- Location: Bulandshahr, India
- Date: 14 June 2016
- Attack type: Burning
- Victim: Anu Bansal
- Perpetrator: Manoj Bansal
- Convictions: Murder
- Sentence: Life imprisonment

= Murder of Anu Bansal =

2016 murder in India

On 14 June 2016 Anu Bansal from Bulandshahr, India, received 80% burns to her body and died at Safdarjung Hospital, New Delhi, a few days later. In July 2022, her husband, Manoj Bansal, was found guilty of killing her for "not giving birth to a son". He received life imprisonment and a fine of Rs 20,000.

In 2016 a first information report (FIR) was filed under Section 302 (murder) of the Indian Penal Code (IPC), which the police later changed to 306 (suicide). The case was reopened two months later, following a letter written by Bansal's daughter Latika, to the then chief minister Akhilesh Yadav, who subsequently recruited senior officials to take on the case. In court, Bansal's daughter's recounted their eyewitness account of their mother being burned, and told the court that their father was frequently abusive to their mother for the reason that she gave birth to daughters and not sons.

The story gained wide media coverage, including in The Times of India, the BBC News, The Tribune, and The Probe, which led its readers to The Lancet's 2021 report that shows that 50% of the world's missing female births occur in India due to sex-selective abortion.

==Background==
Anu Bansal was born to Omwati Devi of Bulandshahr, India. In 2000 she married Manoj Bansal of Sheetal Ganj, a village within Bulandshahr district. Latika and Tanya are their daughters.

==Incident and investigation==
On 14 June 2016, Bansal received 80% burns to her body and died at Safdarjung Hospital, New Delhi on 20 June.

A first information report (FIR) was filed under Section 302 (murder) of the Indian Penal Code (IPC), which the police later changed to 306 (suicide). The case was reopened two months later, following a letter written by Latika to the then chief minister Akhilesh Yadav, who subsequently recruited senior officials to take on the case. The letter quoted Beti Bachao Beti Padhao and stated that their father and other members of his family burnt their mother, Anu Bansal, alive, and that subsequently the police deliberately changed the cause from "murder" to "suicide". The letter by the daughters received attention as it was written in Latika's own blood.

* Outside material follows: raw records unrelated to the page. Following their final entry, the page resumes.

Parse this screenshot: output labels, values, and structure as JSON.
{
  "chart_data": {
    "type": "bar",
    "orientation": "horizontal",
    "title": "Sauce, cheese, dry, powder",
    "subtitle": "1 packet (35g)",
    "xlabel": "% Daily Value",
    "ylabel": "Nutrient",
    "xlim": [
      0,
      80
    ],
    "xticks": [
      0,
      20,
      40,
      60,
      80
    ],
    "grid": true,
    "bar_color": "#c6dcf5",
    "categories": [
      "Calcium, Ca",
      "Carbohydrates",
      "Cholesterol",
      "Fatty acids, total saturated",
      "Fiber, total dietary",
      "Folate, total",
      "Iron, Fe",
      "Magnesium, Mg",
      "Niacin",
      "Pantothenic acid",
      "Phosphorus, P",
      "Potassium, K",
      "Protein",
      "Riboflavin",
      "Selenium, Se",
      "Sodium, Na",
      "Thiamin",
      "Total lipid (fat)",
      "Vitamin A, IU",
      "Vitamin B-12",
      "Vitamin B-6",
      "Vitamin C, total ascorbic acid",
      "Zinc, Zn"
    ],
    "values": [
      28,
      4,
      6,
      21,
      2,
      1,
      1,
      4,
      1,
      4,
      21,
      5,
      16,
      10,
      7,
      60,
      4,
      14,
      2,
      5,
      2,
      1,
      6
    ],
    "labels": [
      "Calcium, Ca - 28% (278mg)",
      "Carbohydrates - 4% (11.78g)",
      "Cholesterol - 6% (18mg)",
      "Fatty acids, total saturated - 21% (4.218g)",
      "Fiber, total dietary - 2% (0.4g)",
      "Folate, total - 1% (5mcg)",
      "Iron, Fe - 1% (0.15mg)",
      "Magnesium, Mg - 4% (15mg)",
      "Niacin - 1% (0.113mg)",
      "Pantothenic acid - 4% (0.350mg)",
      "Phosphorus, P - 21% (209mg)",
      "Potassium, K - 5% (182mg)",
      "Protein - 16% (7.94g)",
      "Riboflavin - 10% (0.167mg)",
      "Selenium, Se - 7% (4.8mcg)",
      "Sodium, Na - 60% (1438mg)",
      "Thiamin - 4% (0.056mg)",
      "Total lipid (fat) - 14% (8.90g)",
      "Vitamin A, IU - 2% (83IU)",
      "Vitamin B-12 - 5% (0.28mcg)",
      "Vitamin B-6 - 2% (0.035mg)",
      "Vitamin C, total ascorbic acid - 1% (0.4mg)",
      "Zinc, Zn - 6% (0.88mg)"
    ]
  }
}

Lawyer Sanjay Sharma, represented the daughters, who recounted in court that their father was frequently abusive both psychologically and physically to their mother for the reason that she gave birth to daughters and not sons. The court was informed that she had been forced to terminate pregnancies after illegal sex determination tests showed that she was pregnant with a female fetus. (Note: Termination of pregnancies for the reason of the unborn baby being female increased in almost 75% of India’s districts between 2001 and 2011, and occurs within the background of a greater discrimination towards daughters than sons, as a result of a mixture of socioeconomic, cultural, and historical elements, despite that under the Pre-Conception and Pre-Natal Diagnostic Techniques Act, 1994 using prenatal diagnostic techniques for sex-selective abortions is illegal.) The girls stated in their testimony that "At 6:30am, we were woken up by the cries of our mother. We couldn't help her because the door of our room was locked from the outside. We watched her burn". According to Latika they called the local police and ambulance services but were "ignored". They then called their maternal uncle and grandmother who transferred her to a hospital.

==Verdict==
In 2022 Manoj Bansal was found guilty of killing his wife Anu Bansal for "not giving birth to a son". He received life imprisonment and a fine of Rs 20,000. At the time of sentencing, he was 48 years old.

==Responses==
The Times of India reported on the reopening of the case in 2016 and the verdict in 2022. The BBC News stated that Bulandshahr's court "agreed that Bansal was guilty of killing his wife" for want of a son, based on a belief "rooted in a widely-held cultural belief that a male child would carry forward the family legacy and look after the parents in their old age, while daughters would cost them dowries and leave them for their matrimonial homes." In response to the verdict The Tribune stated that it questioned the cultural preference for sons. The Probe concluded their report on the murder that "like Anu Bansal, numerous women are forced to abort their baby girls and are assaulted or killed when they raise their voices in abusive marriages. The dark tales of India's aborted daughters and missing females should be a wake-up call to our government." It used the story to direct their readers to The Lancet's report that shows that due to sex-selective abortion India accounts for 50% of the world's missing female births.